Do tyrants fear America anymore? President Obama’s timid foreign policy is an embarrassment for a global superpower
The débacle of Washington’s handling of the Libya issue is symbolic of a wider problem at the heart of the Obama administration’s foreign policy. The fact that it took ten days and at least a thousand dead on the streets of Libya’s cities before President Obama finally mustered the courage to call for Muammar “mad dog” Gaddafi to step down is highly embarrassing for the world’s only superpower, and emblematic of a deer-in-the-headlights approach to world leadership. Washington seems incapable of decisive decision-making on foreign policy at the moment, a far cry from the days when it swept entire regimes from power, and defeated America’s enemies with deep-seated conviction and an unshakeable drive for victory.
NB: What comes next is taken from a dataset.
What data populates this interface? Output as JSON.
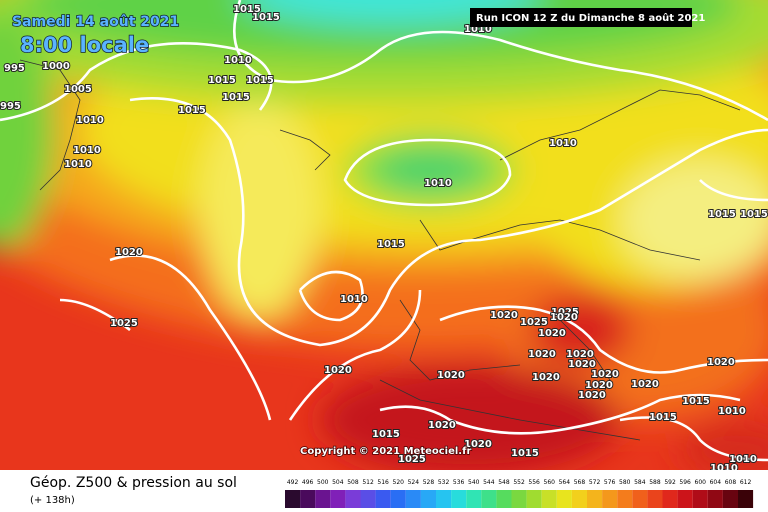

Just a few years ago the United States was genuinely feared on the world stage, and dictatorial regimes, strategic adversaries and state sponsors of terror trod carefully in the face of the world’s most powerful nation. Now Washington appears weak, rudderless and frequently confused in its approach. From Tehran to Tripoli, the Obama administration has been pathetically slow to lead, and afraid to condemn acts of state-sponsored repression and violence. When protesters took to the streets to demonstrate against the Islamist dictatorship in Iran in 2009, the brutal repression that greeted them was hardly a blip on Barack Obama’s teleprompter screen, barely meriting a response from a largely silent presidency.
In contrast to Ronald Reagan and George W. Bush, President Obama fails to see the United States as an exceptional nation, with a unique role in leading the free world and standing up to tyranny. In his speeches abroad he has frequently found fault with his own country, rather than projecting confidence in American greatness. From Cairo to Strasbourg he has adopted an apologetic tone rather than demonstrating faith in America as a shining city upon a hill, a beacon of freedom and liberty. A leader who lacks pride in his own nation’s historic role as a great liberator simply cannot project strength abroad.
It has also become abundantly clear that the Obama team attaches little importance to human rights issues, and in contrast to the previous administration has not pursued a freedom agenda in the Middle East and elsewhere. It places far greater value upon engagement with hostile regimes, even if they are carrying out gross human rights abuses, in the mistaken belief that appeasement enhances security. This has been the case with Iran, Russia and North Korea for example. This administration has also been all too willing to sacrifice US leadership in deference to supranational institutions such as the United Nations, whose track record in standing up to dictatorships has been virtually non-existent.
The White House’s painful navel-gazing on Libya last week, with even the French adopting a far tougher stance, is cause for grave concern. The Obama administration’s timid approach to foreign policy is the last thing the world needs at a time of mounting turmoil in the Middle East, including the growing threat of a nuclear-armed Iran, and Islamist militancy on the rise from Egypt to Yemen. US leadership is now needed more than ever, but has embarrassingly gone AWOL on the world stage.